Mas não foi do dia para a noite que o sistema público de saúde se constituiu da forma como conhecemos hoje no Brasil. Em 1920, apenas alguns grupos sociais, como ferroviários e trabalhadores marítimos, conseguiam assistência à saúde e outros benefícios como aposentadoria. O restante da população tinha que sobreviver às necessidades de saúde com caridade, com amigos médicos ou casas de acolhimento. Na década seguinte, todos os trabalhadores inseridos no mercado formal tinham direito a fazer consultas e exames gratuitamente. Tudo estava sob a tutela do Ministério da Previdência e Assistência Social, que englobava algumas instituições para a assistência à saúde: o Instituto Nacional de Previdência Social (INPS), criado em 1966, e o Instituto de Assistência Médica da Previdência Social (Inamps), criado em 1974.
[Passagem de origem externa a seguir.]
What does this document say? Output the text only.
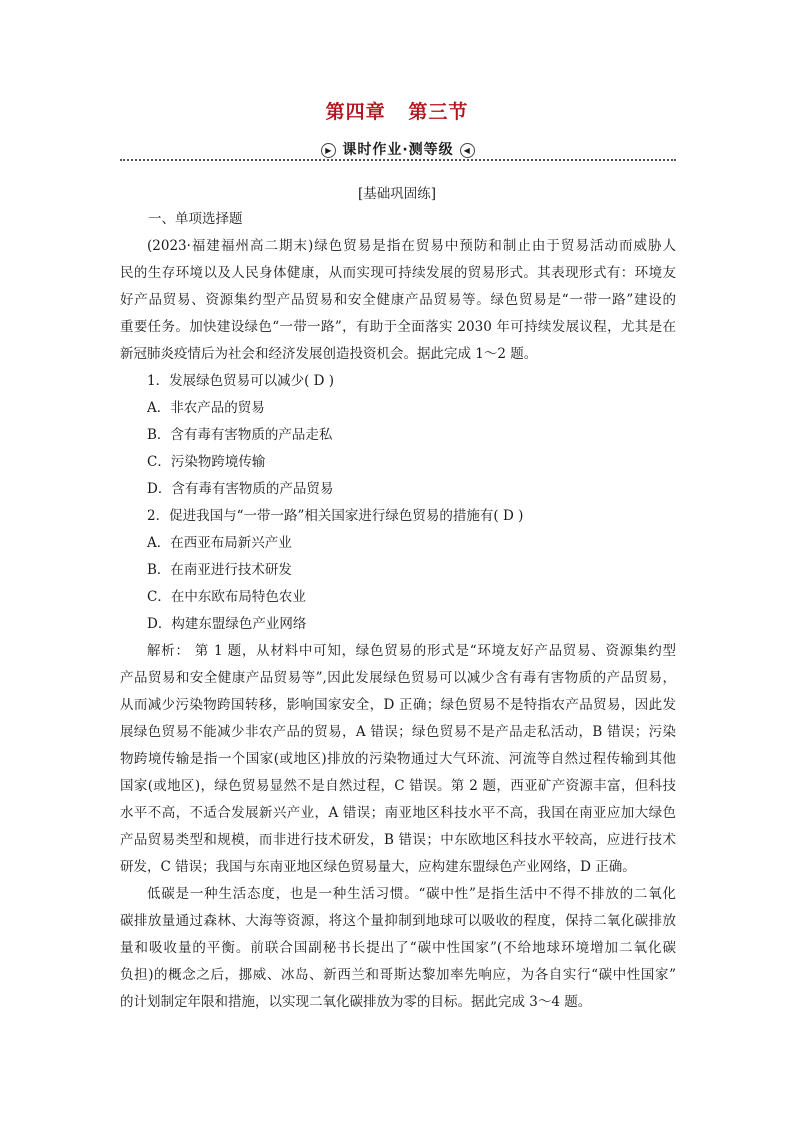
第四章   第三节
▶ 课时作业·测等级 ◀
[基础巩固练]
一、单项选择题
(2023·福建福州高二期末)绿色贸易是指在贸易中预防和制止由于贸易活动而威胁人
民的生存环境以及人民身体健康，从而实现可持续发展的贸易形式。其表现形式有：环境友
好产品贸易、资源集约型产品贸易和安全健康产品贸易等。绿色贸易是“一带一路”建设的
重要任务。加快建设绿色“一带一路”，有助于全面落实 2030 年可持续发展议程，尤其是在
新冠肺炎疫情后为社会和经济发展创造投资机会。据此完成 1～2 题。
1．发展绿色贸易可以减少( D )
A．非农产品的贸易
B．含有毒有害物质的产品走私
C．污染物跨境传输
D．含有毒有害物质的产品贸易
2．促进我国与“一带一路”相关国家进行绿色贸易的措施有( D )
A．在西亚布局新兴产业
B．在南亚进行技术研发
C．在中东欧布局特色农业
D．构建东盟绿色产业网络
解析： 第 1 题，从材料中可知，绿色贸易的形式是“环境友好产品贸易、资源集约型
产品贸易和安全健康产品贸易等”,因此发展绿色贸易可以减少含有毒有害物质的产品贸易，
从而减少污染物跨国转移，影响国家安全，D 正确；绿色贸易不是特指农产品贸易，因此发
展绿色贸易不能减少非农产品的贸易，A 错误；绿色贸易不是产品走私活动，B 错误；污染
物跨境传输是指一个国家(或地区)排放的污染物通过大气环流、河流等自然过程传输到其他
国家(或地区)，绿色贸易显然不是自然过程，C 错误。第 2 题，西亚矿产资源丰富，但科技
水平不高，不适合发展新兴产业，A 错误；南亚地区科技水平不高，我国在南亚应加大绿色
产品贸易类型和规模，而非进行技术研发，B 错误；中东欧地区科技水平较高，应进行技术
研发，C 错误；我国与东南亚地区绿色贸易量大，应构建东盟绿色产业网络，D 正确。
低碳是一种生活态度，也是一种生活习惯。“碳中性”是指生活中不得不排放的二氧化
碳排放量通过森林、大海等资源，将这个量抑制到地球可以吸收的程度，保持二氧化碳排放
量和吸收量的平衡。前联合国副秘书长提出了“碳中性国家”(不给地球环境增加二氧化碳
负担)的概念之后，挪威、冰岛、新西兰和哥斯达黎加率先响应，为各自实行“碳中性国家”
的计划制定年限和措施，以实现二氧化碳排放为零的目标。据此完成 3～4 题。
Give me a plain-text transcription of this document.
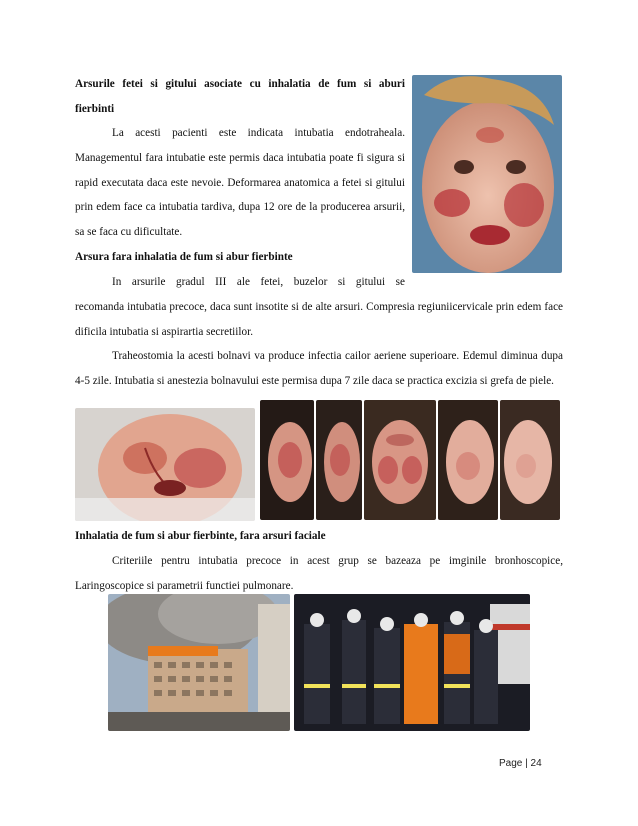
Arsurile fetei si gitului asociate cu inhalatia de fum si aburi
fierbinti
La acesti pacienti este indicata intubatia endotraheala. Managementul fara intubatie este permis daca intubatia poate fi sigura si rapid executata daca este nevoie. Deformarea anatomica a fetei si gitului prin edem face ca intubatia tardiva, dupa 12 ore de la producerea arsurii, sa se faca cu dificultate.
Arsura fara inhalatia de fum si abur fierbinte
In arsurile gradul III ale fetei, buzelor si gitului se
recomanda intubatia precoce, daca sunt insotite si de alte arsuri. Compresia regiuniicervicale prin edem face dificila intubatia si aspirartia secretiilor.
Traheostomia la acesti bolnavi va produce infectia cailor aeriene superioare. Edemul diminua dupa 4-5 zile. Intubatia si anestezia bolnavului este permisa dupa 7 zile daca se practica excizia si grefa de piele.
Inhalatia de fum si abur fierbinte, fara arsuri faciale
Criteriile pentru intubatia precoce in acest grup se bazeaza pe imginile bronhoscopice, Laringoscopice si parametrii functiei pulmonare.
Page | 24
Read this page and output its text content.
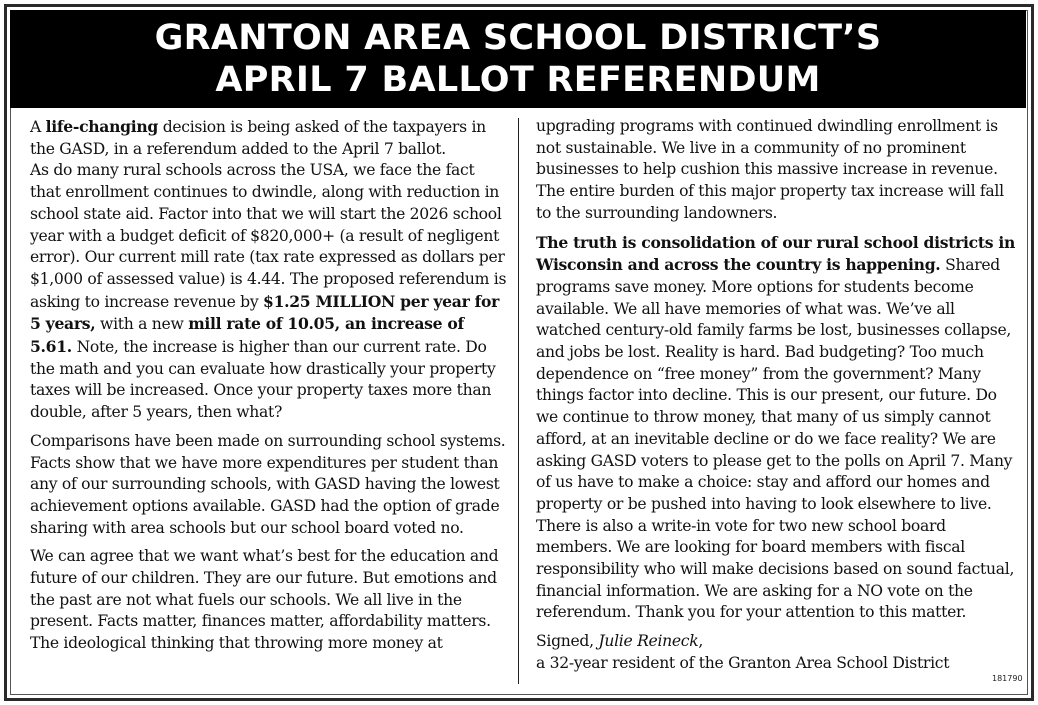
GRANTON AREA SCHOOL DISTRICT’S
APRIL 7 BALLOT REFERENDUM
A life-changing decision is being asked of the taxpayers in the GASD, in a referendum added to the April 7 ballot.
As do many rural schools across the USA, we face the fact that enrollment continues to dwindle, along with reduction in school state aid. Factor into that we will start the 2026 school year with a budget deficit of $820,000+ (a result of negligent error). Our current mill rate (tax rate expressed as dollars per $1,000 of assessed value) is 4.44. The proposed referendum is asking to increase revenue by $1.25 MILLION per year for 5 years, with a new mill rate of 10.05, an increase of 5.61. Note, the increase is higher than our current rate. Do the math and you can evaluate how drastically your property taxes will be increased. Once your property taxes more than double, after 5 years, then what?
Comparisons have been made on surrounding school systems. Facts show that we have more expenditures per student than any of our surrounding schools, with GASD having the lowest achievement options available. GASD had the option of grade sharing with area schools but our school board voted no.
We can agree that we want what’s best for the education and future of our children. They are our future. But emotions and the past are not what fuels our schools. We all live in the present. Facts matter, finances matter, affordability matters. The ideological thinking that throwing more money at
upgrading programs with continued dwindling enrollment is not sustainable. We live in a community of no prominent businesses to help cushion this massive increase in revenue. The entire burden of this major property tax increase will fall to the surrounding landowners.
The truth is consolidation of our rural school districts in Wisconsin and across the country is happening. Shared programs save money. More options for students become available. We all have memories of what was. We’ve all watched century-old family farms be lost, businesses collapse, and jobs be lost. Reality is hard. Bad budgeting? Too much dependence on “free money” from the government? Many things factor into decline. This is our present, our future. Do we continue to throw money, that many of us simply cannot afford, at an inevitable decline or do we face reality? We are asking GASD voters to please get to the polls on April 7. Many of us have to make a choice: stay and afford our homes and property or be pushed into having to look elsewhere to live. There is also a write-in vote for two new school board members. We are looking for board members with fiscal responsibility who will make decisions based on sound factual, financial information. We are asking for a NO vote on the referendum. Thank you for your attention to this matter.
Signed, Julie Reineck,
a 32-year resident of the Granton Area School District
181790
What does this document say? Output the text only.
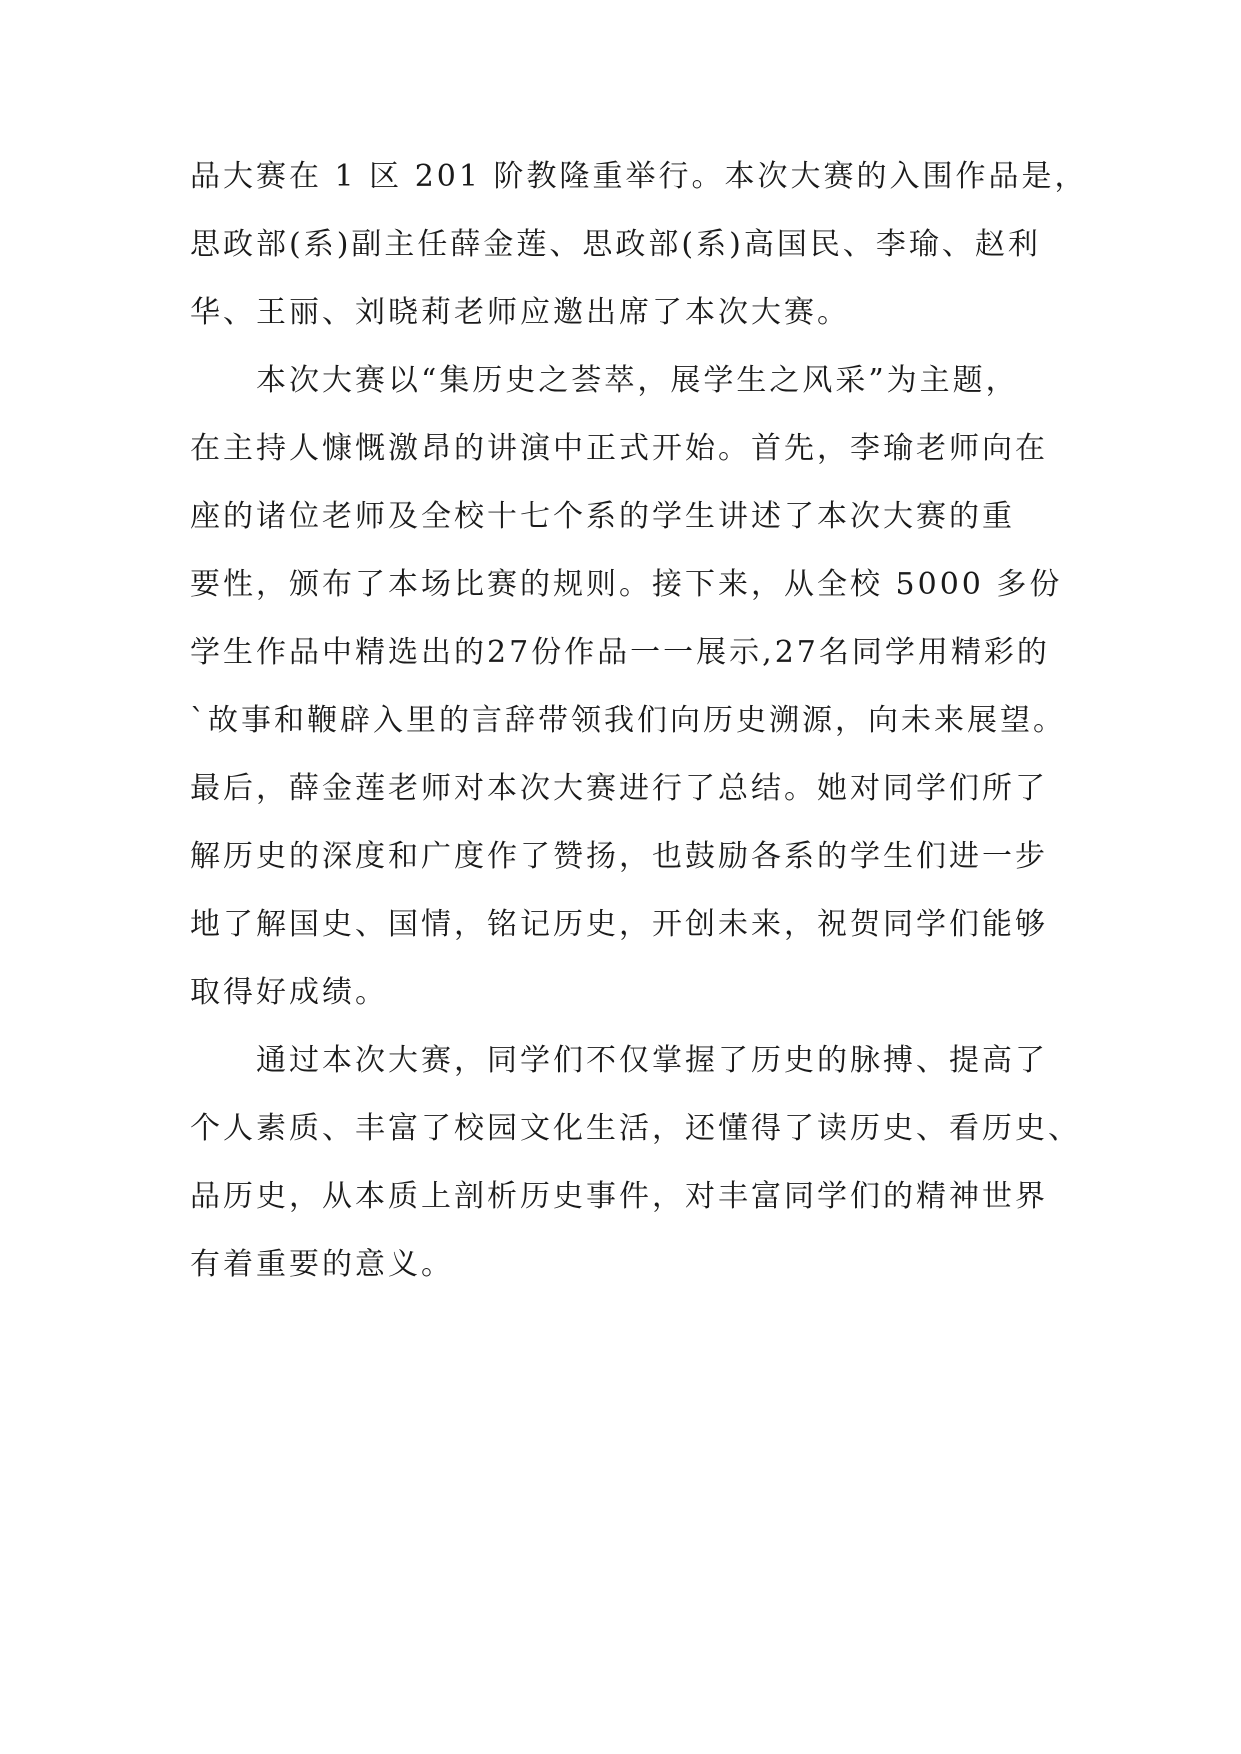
品大赛在 1 区 201 阶教隆重举行。本次大赛的入围作品是，
思政部(系)副主任薛金莲、思政部(系)高国民、李瑜、赵利
华、王丽、刘晓莉老师应邀出席了本次大赛。
本次大赛以“集历史之荟萃，展学生之风采”为主题，
在主持人慷慨激昂的讲演中正式开始。首先，李瑜老师向在
座的诸位老师及全校十七个系的学生讲述了本次大赛的重
要性，颁布了本场比赛的规则。接下来，从全校 5000 多份
学生作品中精选出的27份作品一一展示,27名同学用精彩的
`故事和鞭辟入里的言辞带领我们向历史溯源，向未来展望。
最后，薛金莲老师对本次大赛进行了总结。她对同学们所了
解历史的深度和广度作了赞扬，也鼓励各系的学生们进一步
地了解国史、国情，铭记历史，开创未来，祝贺同学们能够
取得好成绩。
通过本次大赛，同学们不仅掌握了历史的脉搏、提高了
个人素质、丰富了校园文化生活，还懂得了读历史、看历史、
品历史，从本质上剖析历史事件，对丰富同学们的精神世界
有着重要的意义。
Vale ressaltar que, em 1964, o Brasil levou um golpe militar e foi instaurado o regime de ditadura, que durou 21 anos. Segundo Jairnilson Paim, médico, pesquisador da Universidade Federal da Bahia (UFBA) e militante da reforma sanitária, nesse período, aqueles que estavam no poder tinham interesse em privatizar a saúde o máximo que pudessem. “Quando chega a ditadura, a ênfase passa a ser a compra de serviços no setor privado, ainda que fossem através do Inamps ou do INPS. Em 1975, o governo tentou criar o Sistema Nacional de Saúde, que buscava um diálogo maior entre as instituições da saúde, mas ainda não era um sistema único. Ou melhor, esse 'não-sistema' era insuficiente, descoordenado, mal distribuído, inadequado e ineficaz. Esse era o diagnóstico que se fazia naquela época”, explica Jairnilson.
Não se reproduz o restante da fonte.